We then split these keywords into words using the space characters as the delimiter. We will transform “flight to Paris” into [“flight”,”to”,”Paris”] for instance.

list_of_words_in_keywords = [x.split(" ") for x in list_of_keywords]

Next, we create a variable that will allow us to store the number of times a group of words appear.

counts = collections.Counter()

We update this variable to check the number of times each single word and pair of words appear. I usually add only 1-gram and 2-grams but you can add more n-grams if you want. It really depends on your industry here, but limiting ourselves to 2-grams is a good practice.

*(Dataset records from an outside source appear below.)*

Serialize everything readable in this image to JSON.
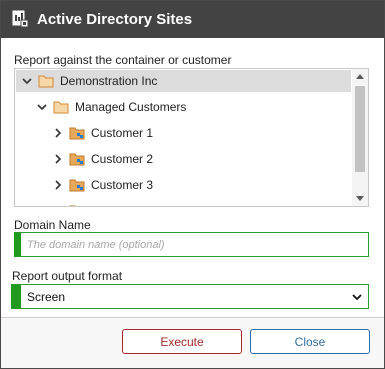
{
  "window": {
    "title": "Active Directory Sites",
    "icon": "report-sites-icon"
  },
  "container_picker": {
    "label": "Report against the container or customer",
    "tree": [
      {
        "label": "Demonstration Inc",
        "expanded": true,
        "selected": true,
        "icon": "folder-icon"
      },
      {
        "label": "Managed Customers",
        "expanded": true,
        "icon": "folder-icon"
      },
      {
        "label": "Customer 1",
        "expanded": false,
        "icon": "customer-folder-icon"
      },
      {
        "label": "Customer 2",
        "expanded": false,
        "icon": "customer-folder-icon"
      },
      {
        "label": "Customer 3",
        "expanded": false,
        "icon": "customer-folder-icon"
      }
    ]
  },
  "domain": {
    "label": "Domain Name",
    "value": "",
    "placeholder": "The domain name (optional)"
  },
  "output_format": {
    "label": "Report output format",
    "selected": "Screen"
  },
  "buttons": {
    "execute": "Execute",
    "close": "Close"
  },
  "colors": {
    "titlebar": "#434343",
    "valid_accent": "#1f9a1f",
    "execute": "#a32a2a",
    "close": "#2f6ea5",
    "folder": "#e8a95b"
  }
}
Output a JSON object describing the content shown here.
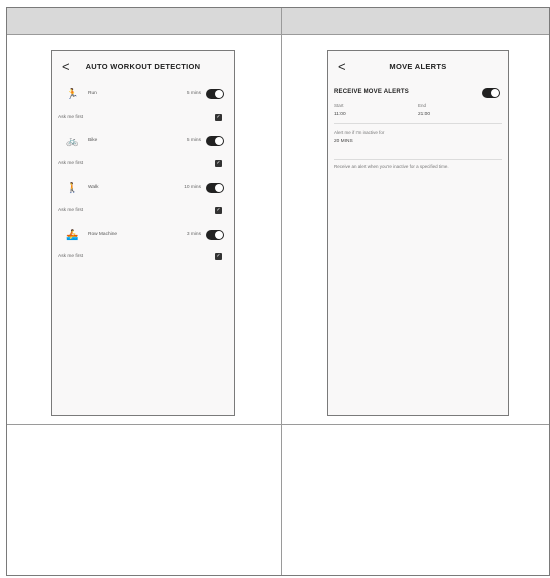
{
  "left_screen": {
    "title": "AUTO WORKOUT DETECTION",
    "back_glyph": "<",
    "ask_label": "Ask me first",
    "activities": [
      {
        "icon": "run-icon",
        "glyph": "🏃",
        "label": "Run",
        "minutes": "5 mins"
      },
      {
        "icon": "bike-icon",
        "glyph": "🚲",
        "label": "Bike",
        "minutes": "5 mins"
      },
      {
        "icon": "walk-icon",
        "glyph": "🚶",
        "label": "Walk",
        "minutes": "10 mins"
      },
      {
        "icon": "row-machine-icon",
        "glyph": "🚣",
        "label": "Row Machine",
        "minutes": "3 mins"
      }
    ]
  },
  "right_screen": {
    "title": "MOVE ALERTS",
    "back_glyph": "<",
    "receive_label": "RECEIVE MOVE ALERTS",
    "start_label": "Start",
    "start_value": "11:00",
    "end_label": "End",
    "end_value": "21:00",
    "inactive_label": "Alert me if I'm inactive for",
    "inactive_value": "20 MINS",
    "description": "Receive an alert when you're inactive for a specified time."
  },
  "colors": {
    "toggle_on": "#222222",
    "header_bg": "#d9d9d9",
    "phone_bg": "#f9f8f8"
  }
}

for phrase in list_of_words_in_keywords:
  counts.update(nltk.ngrams(phrase, 1))
  counts.update(nltk.ngrams(phrase, 2))

We then extract the top 400 most common word or pair of words (based on the number of occurrences) and we create a Pandas DataFrame with them.

top_400=counts.most_common(400)
x = pd.DataFrame(top_200, columns=['query','count'])

We then create and apply two functions to retrieve the total volume for our n-grams and remove useless characters.

#Retrieve volume for each n-grams
def GetVolume(query):
  df = report[report['query'].str.contains(query)]
  return df['impressions'].sum()

#Remove useless characters 
def RemoveUselessChar(x):
  output=''
  for element in x:
    if "'" == element:
      continue
    elif '('==element:
      continue
    elif ')' == element:
      continue
    else:
      output+=element
  return output

#Apply all functions created before 
x['query'] = x['query'].apply(RemoveUselessChar)
x['query'] = x['query'].str.replace(',','')
x['Volume'] = x['query'].apply(GetVolume)
x['type'] = x['query'].apply(ChangeCityKeyword)

At this stage, you should have the expected output we wanted. When you read the table, you need to understand that you are looking at a table telling who which keywords or pair of keywords have more search volume than others. A part of this table could be:

querycountvolume
flight50167000
cheap flight67630000
plane ticket30097000

In English, the first row means that there are 50 queries including the word “flight” and they account for 167.000 impressions in total, based on our GSC data.

What can I do with that information?

With your n-grams, you will be able to define a set of keywords you must optimize your content for. You can’t optimize your content on individual keywords like the example we saw at the beginning, but you can optimize in bulk by including most common or most searches keywords.

But whether to choose between using “flight ticket” or “plane ticket” in your title tag, where you have very limited space available, will depend on the number you get in your final table when you run the n-gram analysis.

I am completely aware that “cheap flight ticket Paris Barcelona” and “cheap plane ticket Paris Barcelona” refers to the exact same thing, but Google doesn’t rank websites in the same order, hence it is important to decide which terms to focus on at scale by running this n-gram analysis. Especially if you work in an industry where you have several thousands of pages using the same template in your CMS.